Stress seems to have become a normal state in our modern lives. And as you may have noticed, stress can take a toll on our health. It can cause elevated heart rate, rapid breathing, and tense muscles, putting our nervous system in a state of “fight or flight.” Long term, chronic stress can lead to more serious conditions like insomnia, weight gain, heart disease, and digestive issues.
It becomes ever so important for us to practice stress management. In addition to regular acupuncture visits, self care, exercise, meditation practice, and getting enough sleep, try adopting acupressure into your routine. Acupressure is a healing technique based on traditional Chinese medicine practice of acupuncture, where pressure is applied to specific acupuncture points on the body. Studies have found that pressing these points can effectively decrease stress.
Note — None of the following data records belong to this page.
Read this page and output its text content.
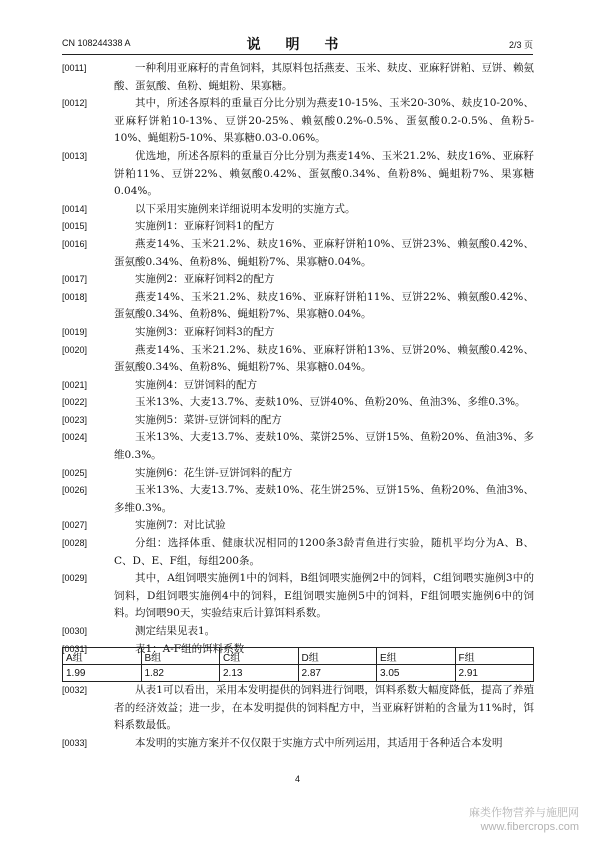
CN 108244338 A	说 明 书	2/3 页
[0011]	一种利用亚麻籽的青鱼饲料，其原料包括燕麦、玉米、麸皮、亚麻籽饼粕、豆饼、赖氨酸、蛋氨酸、鱼粉、蝇蛆粉、果寡糖。
[0012]	其中，所述各原料的重量百分比分别为燕麦10-15%、玉米20-30%、麸皮10-20%、亚麻籽饼粕10-13%、豆饼20-25%、赖氨酸0.2%-0.5%、蛋氨酸0.2-0.5%、鱼粉5-10%、蝇蛆粉5-10%、果寡糖0.03-0.06%。
[0013]	优选地，所述各原料的重量百分比分别为燕麦14%、玉米21.2%、麸皮16%、亚麻籽饼粕11%、豆饼22%、赖氨酸0.42%、蛋氨酸0.34%、鱼粉8%、蝇蛆粉7%、果寡糖0.04%。
[0014]	以下采用实施例来详细说明本发明的实施方式。
[0015]	实施例1：亚麻籽饲料1的配方
[0016]	燕麦14%、玉米21.2%、麸皮16%、亚麻籽饼粕10%、豆饼23%、赖氨酸0.42%、蛋氨酸0.34%、鱼粉8%、蝇蛆粉7%、果寡糖0.04%。
[0017]	实施例2：亚麻籽饲料2的配方
[0018]	燕麦14%、玉米21.2%、麸皮16%、亚麻籽饼粕11%、豆饼22%、赖氨酸0.42%、蛋氨酸0.34%、鱼粉8%、蝇蛆粉7%、果寡糖0.04%。
[0019]	实施例3：亚麻籽饲料3的配方
[0020]	燕麦14%、玉米21.2%、麸皮16%、亚麻籽饼粕13%、豆饼20%、赖氨酸0.42%、蛋氨酸0.34%、鱼粉8%、蝇蛆粉7%、果寡糖0.04%。
[0021]	实施例4：豆饼饲料的配方
[0022]	玉米13%、大麦13.7%、麦麸10%、豆饼40%、鱼粉20%、鱼油3%、多维0.3%。
[0023]	实施例5：菜饼-豆饼饲料的配方
[0024]	玉米13%、大麦13.7%、麦麸10%、菜饼25%、豆饼15%、鱼粉20%、鱼油3%、多维0.3%。
[0025]	实施例6：花生饼-豆饼饲料的配方
[0026]	玉米13%、大麦13.7%、麦麸10%、花生饼25%、豆饼15%、鱼粉20%、鱼油3%、多维0.3%。
[0027]	实施例7：对比试验
[0028]	分组：选择体重、健康状况相同的1200条3龄青鱼进行实验，随机平均分为A、B、C、D、E、F组，每组200条。
[0029]	其中，A组饲喂实施例1中的饲料，B组饲喂实施例2中的饲料，C组饲喂实施例3中的饲料，D组饲喂实施例4中的饲料，E组饲喂实施例5中的饲料，F组饲喂实施例6中的饲料。均饲喂90天，实验结束后计算饵料系数。
[0030]	测定结果见表1。
[0031]	表1：A-F组的饵料系数
A组	B组	C组	D组	E组	F组
1.99	1.82	2.13	2.87	3.05	2.91
[0032]	从表1可以看出，采用本发明提供的饲料进行饲喂，饵料系数大幅度降低，提高了养殖者的经济效益；进一步，在本发明提供的饲料配方中，当亚麻籽饼粕的含量为11%时，饵料系数最低。
[0033]	本发明的实施方案并不仅仅限于实施方式中所列运用，其适用于各种适合本发明
4
麻类作物营养与施肥网
www.fibercrops.com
Be mindful of your breath - inhale and exhale deeply as you go through the points. Use your thumbs or fingers to apply a firm but gentle pressure, move in a small circular or up-and-down motion for about 60 seconds to 2 minutes. This practice takes no longer than 10 minutes. Once you’ve completed the points, take a final deep breath, exhale and visualize all the stress leaving your body. You’ll feel better in no time!
5 acupressure points to help soothe stress
Yin Tang : On the forehead below the third eye, between the 2 eyebrows. This point calms the spirit and can help with insomnia and anxiety, as well as help reduce headaches and nasal congestion.
Gallbladder 20, Feng Chi : On the back of the head. Located at the base of the skull in the hollow between mastoid (ear) bone and where the neck muscles attach to the skull. This point can help relieve neck muscle tension and headaches. It’s also used at the onset of a cold.
Liver 3, Tai Chong : On the top of the foot, in the hollow between the junction of the 1st (big) and 2nd toes. You should feel a depression right before the joint. This point smooths your Liver Qi (releases both physical and emotion tension) to reduce stress, anger, and depression, blood pressure, pain, and menstrual cramps.
Pericardium 6, Nei Guan : On the forearm, between the two tendons that start from the wrist and run down the center of the forearm. Turn your palm up and locate the point about 3 fingers width down from the wrist. This point calms the spirit, unbinds the chest, and can help with insomnia and nausea.
Kidney 1, Yong Quan : On the sole of the foot, between the 2nd and 3rd toes. Find this point between the ball and arch of the foot. It’s actually opposite of Liver 3 on the bottom side of your foot. This point descends excess Qi from the head, calms the spirit, helps with anxiety and insomnia, and has a very grounding effect.